Я ненавижу обобщения. Как говорил один из моих любимых писателей Торнтон Уайлдер,"чем больше обобщение, тем больше погрешность". Обобщение это на самом деле и то, и другое — неправда. Здесь есть журналисты, и в России есть журналисты, и журналистика есть и там, и там, она в разных видах и в разном состоянии здоровья, но она есть. Я бы на месте украинских журналистов обиделась на Дмитрия Губина, хотя собственно чего обижаться…
Но если говорить о том, какие условия для журналистики, то в моем понимании особенных историй не нужно. Убивать не нужно.

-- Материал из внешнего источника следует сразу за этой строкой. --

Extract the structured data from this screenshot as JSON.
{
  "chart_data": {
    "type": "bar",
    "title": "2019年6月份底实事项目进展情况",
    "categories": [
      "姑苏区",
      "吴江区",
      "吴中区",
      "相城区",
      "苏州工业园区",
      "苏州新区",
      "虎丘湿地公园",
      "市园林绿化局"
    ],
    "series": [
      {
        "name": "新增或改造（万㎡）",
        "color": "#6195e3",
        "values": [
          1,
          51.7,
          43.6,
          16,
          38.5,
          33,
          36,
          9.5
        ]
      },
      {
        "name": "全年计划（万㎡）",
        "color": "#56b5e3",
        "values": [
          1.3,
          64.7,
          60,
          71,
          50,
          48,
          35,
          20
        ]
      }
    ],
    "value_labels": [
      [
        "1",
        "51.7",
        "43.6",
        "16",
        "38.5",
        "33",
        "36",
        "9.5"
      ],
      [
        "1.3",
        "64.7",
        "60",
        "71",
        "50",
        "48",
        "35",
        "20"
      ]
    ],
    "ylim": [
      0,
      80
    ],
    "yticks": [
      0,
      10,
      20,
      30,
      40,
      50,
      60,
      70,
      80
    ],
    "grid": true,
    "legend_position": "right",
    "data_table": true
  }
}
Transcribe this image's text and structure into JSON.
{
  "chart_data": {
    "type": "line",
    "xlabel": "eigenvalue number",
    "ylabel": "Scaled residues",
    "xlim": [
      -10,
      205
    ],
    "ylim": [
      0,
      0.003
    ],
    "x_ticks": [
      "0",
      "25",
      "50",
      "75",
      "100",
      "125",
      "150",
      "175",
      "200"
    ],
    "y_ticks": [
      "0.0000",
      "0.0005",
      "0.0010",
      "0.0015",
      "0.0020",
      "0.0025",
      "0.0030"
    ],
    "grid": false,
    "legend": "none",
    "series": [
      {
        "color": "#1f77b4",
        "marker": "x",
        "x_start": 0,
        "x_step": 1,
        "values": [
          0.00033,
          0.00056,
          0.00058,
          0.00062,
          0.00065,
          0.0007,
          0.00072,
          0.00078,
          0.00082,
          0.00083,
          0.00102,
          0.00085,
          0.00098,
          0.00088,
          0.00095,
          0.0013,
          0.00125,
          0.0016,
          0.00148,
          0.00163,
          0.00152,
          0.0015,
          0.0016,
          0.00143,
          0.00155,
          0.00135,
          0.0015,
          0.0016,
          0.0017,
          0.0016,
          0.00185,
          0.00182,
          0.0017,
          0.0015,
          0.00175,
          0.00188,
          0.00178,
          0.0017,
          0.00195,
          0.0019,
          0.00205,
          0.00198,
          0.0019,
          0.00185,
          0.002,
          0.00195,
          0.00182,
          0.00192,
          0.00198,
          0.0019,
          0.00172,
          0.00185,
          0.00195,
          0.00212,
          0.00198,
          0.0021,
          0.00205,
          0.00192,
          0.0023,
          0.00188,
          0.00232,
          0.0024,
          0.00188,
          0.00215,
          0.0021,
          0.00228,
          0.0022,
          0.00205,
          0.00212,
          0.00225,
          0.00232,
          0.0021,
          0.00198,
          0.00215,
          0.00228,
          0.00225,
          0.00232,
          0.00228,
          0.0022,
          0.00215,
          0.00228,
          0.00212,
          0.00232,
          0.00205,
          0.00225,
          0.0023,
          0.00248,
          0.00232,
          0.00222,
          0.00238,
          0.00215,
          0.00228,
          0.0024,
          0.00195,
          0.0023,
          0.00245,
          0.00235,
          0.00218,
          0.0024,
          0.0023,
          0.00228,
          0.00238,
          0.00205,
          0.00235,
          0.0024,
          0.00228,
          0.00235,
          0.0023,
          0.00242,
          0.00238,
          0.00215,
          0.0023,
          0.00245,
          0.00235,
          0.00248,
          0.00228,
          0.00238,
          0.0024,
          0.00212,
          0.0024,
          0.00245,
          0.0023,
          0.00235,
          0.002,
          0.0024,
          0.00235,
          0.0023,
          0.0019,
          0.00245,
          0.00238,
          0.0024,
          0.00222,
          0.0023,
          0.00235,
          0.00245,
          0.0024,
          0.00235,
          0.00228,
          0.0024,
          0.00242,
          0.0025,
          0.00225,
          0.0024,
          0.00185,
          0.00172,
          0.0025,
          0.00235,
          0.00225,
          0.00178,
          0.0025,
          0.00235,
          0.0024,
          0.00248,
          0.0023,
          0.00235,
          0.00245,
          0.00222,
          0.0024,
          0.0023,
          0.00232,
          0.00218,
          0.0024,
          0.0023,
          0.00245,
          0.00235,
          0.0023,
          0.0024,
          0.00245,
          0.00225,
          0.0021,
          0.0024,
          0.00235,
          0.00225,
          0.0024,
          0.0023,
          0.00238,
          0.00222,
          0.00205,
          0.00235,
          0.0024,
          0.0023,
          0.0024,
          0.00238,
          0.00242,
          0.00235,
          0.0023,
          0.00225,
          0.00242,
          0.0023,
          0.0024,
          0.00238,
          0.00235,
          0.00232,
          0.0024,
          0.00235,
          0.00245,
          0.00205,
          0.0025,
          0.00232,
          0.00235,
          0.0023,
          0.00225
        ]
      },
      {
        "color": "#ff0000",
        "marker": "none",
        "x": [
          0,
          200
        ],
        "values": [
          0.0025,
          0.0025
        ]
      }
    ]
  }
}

Вот когда начинают убивать и закатывать в асфальт, вот тогда журналистике трудно. Во всем остальном мы, в общем, ребята довольно закаленные.
Мы можем жить на подножном корму, и большинство моих знакомых журналистов, даже если бы им ничего за это не платили, все равно бы это делали, лишь бы их печатали. Лишь бы у них была возможность заниматься тем, чем у них есть возможность заниматься.
Я, по-моему, уже цитировала где-то фразу, которая мне дико понравилась, это афоризм о том, что СМИ должны напоминать власти о долге, а обществу — об идеалах. И это на самом деле одно из лучших определений.
Мы — тот самый гвоздь, который вбит в кресло, на котором сидит власть. И мы все время их беспокоим, потому что мы им напоминаем о долге перед обществом, а обществу мы должны напоминать об идеалах. И когда журналисты или люди, называющие себя так, обращаются к низшему, к низменному в аудитории, они на самом деле профессию предают, ну и себя в том числе. Когда они выслуживаются перед властью, они точно так же предают профессию. Для того, чтобы мы существовали, ничего особенного не надо, нас просто убивать не надо, а дальше мы сами справимся, мы вырастем, мы умеем это делать.
Но даже если в стране власть не пытается поставить журналистику на службу самой себе, то всегда существует дихотомия между потребностью работать с широкой аудиторией или предложением делать широкий формат. Есть какой-то компромисс между желтым бульварным и серьезным?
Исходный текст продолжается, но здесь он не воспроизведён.